Nigeria needs modular refineries to eliminate shipping and handling charges for refined crude from Europe thus helping to reduce the pump price of the product says Momoh Oyarekhua, chairman of the Crude Oil Refineries Association of Nigeria (CORAN).

Oyarekhua said the challenges that emanated from subsidy removal and incremental value of petrol can be eliminated by enabling modular refineries.

“It will eliminate all middle costs, it will provide a lot of employment, and it will eliminate petroleum product -theft and pipeline breakage challenges. Nigeria could benefit from the modular refinery by eliminating those costs and making the products affordable,” he said in a televised interview recently.
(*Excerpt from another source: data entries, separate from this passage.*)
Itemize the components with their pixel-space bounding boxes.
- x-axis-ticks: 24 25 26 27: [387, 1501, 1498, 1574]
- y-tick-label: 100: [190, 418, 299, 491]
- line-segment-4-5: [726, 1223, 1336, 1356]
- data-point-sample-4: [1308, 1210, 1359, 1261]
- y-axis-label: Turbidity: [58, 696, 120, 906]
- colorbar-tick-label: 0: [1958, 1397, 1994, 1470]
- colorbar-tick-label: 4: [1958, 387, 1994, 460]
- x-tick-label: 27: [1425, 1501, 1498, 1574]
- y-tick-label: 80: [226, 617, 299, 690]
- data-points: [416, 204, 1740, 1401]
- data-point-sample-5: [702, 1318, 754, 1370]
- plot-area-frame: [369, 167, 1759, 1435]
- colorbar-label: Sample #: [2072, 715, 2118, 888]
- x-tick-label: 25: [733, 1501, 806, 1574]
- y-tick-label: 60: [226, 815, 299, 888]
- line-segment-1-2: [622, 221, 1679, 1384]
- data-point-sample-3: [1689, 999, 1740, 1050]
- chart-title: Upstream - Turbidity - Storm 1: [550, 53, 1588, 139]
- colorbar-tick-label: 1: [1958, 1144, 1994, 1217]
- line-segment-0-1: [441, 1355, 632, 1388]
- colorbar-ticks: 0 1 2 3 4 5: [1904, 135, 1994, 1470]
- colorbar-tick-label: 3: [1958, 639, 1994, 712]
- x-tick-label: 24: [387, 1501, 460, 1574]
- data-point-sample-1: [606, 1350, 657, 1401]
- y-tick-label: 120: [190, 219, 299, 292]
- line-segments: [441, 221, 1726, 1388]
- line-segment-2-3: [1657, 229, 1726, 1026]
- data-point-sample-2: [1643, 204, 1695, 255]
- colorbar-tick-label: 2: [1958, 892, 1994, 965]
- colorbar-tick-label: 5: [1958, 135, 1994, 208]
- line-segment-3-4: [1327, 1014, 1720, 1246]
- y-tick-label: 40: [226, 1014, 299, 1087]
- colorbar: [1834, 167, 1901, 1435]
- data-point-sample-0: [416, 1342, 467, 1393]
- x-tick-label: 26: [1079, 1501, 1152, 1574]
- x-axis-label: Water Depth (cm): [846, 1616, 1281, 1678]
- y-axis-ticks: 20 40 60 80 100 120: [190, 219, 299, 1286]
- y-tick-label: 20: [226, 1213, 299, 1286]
Modular refineries require significantly less capital investment than traditional full-scale refinery facilities. The initial processing allows for simple distillation of crude oil into low-octane naphtha, diesel, kerosene, and residual fuel oil. They often process below 30,000 barrels per day (bpd).

Read also: How crude oil export terminal licence granted Belemaoil may change Nigeria’s oil export game

On the challenges facing modular refineries in the country, Oyarekhua said there is a shortage of crude supply and funding.

“Before now the law that establish the modular refinery as stipulated in the Department of Petroleum Resources of Nigeria (DPR) now Nigerian Upstream Petroleum Regulatory Commission (NUPRC) laws, states that the government would supply 60 percent of the crude required to run a modular refinery in the country but after establishing your company you still need to push for it to ensure the supply comes.

“Also, in the PIA, there is a domestic obligation for crude supply but all of these have not been activated because we keep engaging the bodies in charge but nothing is been done. Which poses a big challenge for us.”

When asked about facing competition from Dangote Refinery, he said that the modular refinery market is different from the conventional one and that there is a niche market for the former.